President of the Waldorf–Astoria Hotel Company
- In office 1916–1918
- Preceded by: George Charles Boldt Sr.
- Succeeded by: ?

Personal details
- Born: February 4, 1879 Philadelphia, Pennsylvania
- Died: January 26, 1958 (aged 78) Park Avenue Manhattan, New York City
- Parent(s): George Charles Boldt Sr. Louise Augusta Kehrer
- Education: Cornell University (1905)

= George Charles Boldt Jr. =

American businessman (1879–1958)

George Charles Boldt Jr. (February 4, 1879 – January 26, 1958) was an American hotelier and president of the Waldorf–Astoria Hotel Company.

==Biography==
He was born on February 4, 1879, in Philadelphia, Pennsylvania, to George Charles Boldt Sr. and Louise Augusta Kehrer. He attended school in Lawrenceville, New Jersey. He attended Cornell University from 1901 to 1905, where he was a member of the Quill and Dagger society.

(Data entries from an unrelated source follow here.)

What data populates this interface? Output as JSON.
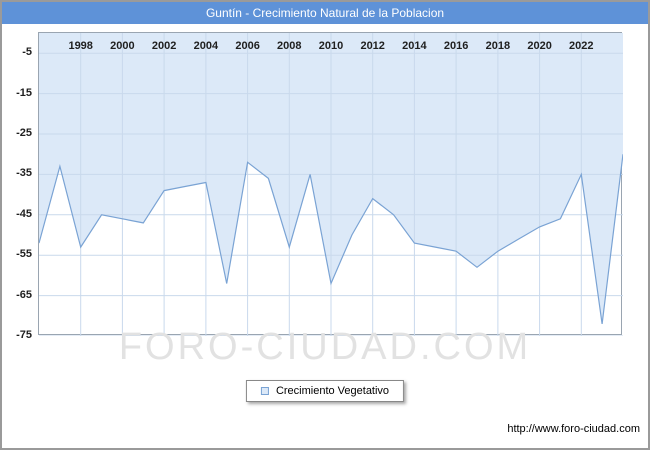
{
  "title": "Guntín - Crecimiento Natural de la Poblacion",
  "legend": {
    "label": "Crecimiento Vegetativo"
  },
  "watermark": "FORO-CIUDAD.COM",
  "footer_url": "http://www.foro-ciudad.com",
  "colors": {
    "titlebar_bg": "#5e92d8",
    "titlebar_text": "#ffffff",
    "area_fill": "#dce9f8",
    "line": "#7aa3d4",
    "grid": "#c9d9ec",
    "plot_border": "#9aa5b1",
    "tick_text": "#1f1f1f",
    "watermark": "#e2e2e2"
  },
  "chart_data": {
    "type": "area",
    "title": "Guntín - Crecimiento Natural de la Poblacion",
    "series": [
      {
        "name": "Crecimiento Vegetativo",
        "x": [
          1996,
          1997,
          1998,
          1999,
          2000,
          2001,
          2002,
          2003,
          2004,
          2005,
          2006,
          2007,
          2008,
          2009,
          2010,
          2011,
          2012,
          2013,
          2014,
          2015,
          2016,
          2017,
          2018,
          2019,
          2020,
          2021,
          2022,
          2023,
          2024
        ],
        "values": [
          -52,
          -33,
          -53,
          -45,
          -46,
          -47,
          -39,
          -38,
          -37,
          -62,
          -32,
          -36,
          -53,
          -35,
          -62,
          -50,
          -41,
          -45,
          -52,
          -53,
          -54,
          -58,
          -54,
          -51,
          -48,
          -46,
          -35,
          -72,
          -30
        ]
      }
    ],
    "xlim": [
      1996,
      2024
    ],
    "ylim": [
      -75,
      0
    ],
    "x_tick_labels": [
      "1998",
      "2000",
      "2002",
      "2004",
      "2006",
      "2008",
      "2010",
      "2012",
      "2014",
      "2016",
      "2018",
      "2020",
      "2022"
    ],
    "y_tick_labels": [
      "-5",
      "-15",
      "-25",
      "-35",
      "-45",
      "-55",
      "-65",
      "-75"
    ],
    "grid": true,
    "legend_position": "bottom-center"
  }
}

His father died in 1916, George Jr and his sister, Louise Clover Boldt, the wife of Alfred Graham Miles, inherited their father's business holdings with George Jr. named as president of the corporation. Two years later he sold his interest in the company and donated the profit to Cornell University. He died on January 26, 1958, at his home, 290 Park Avenue in Manhattan.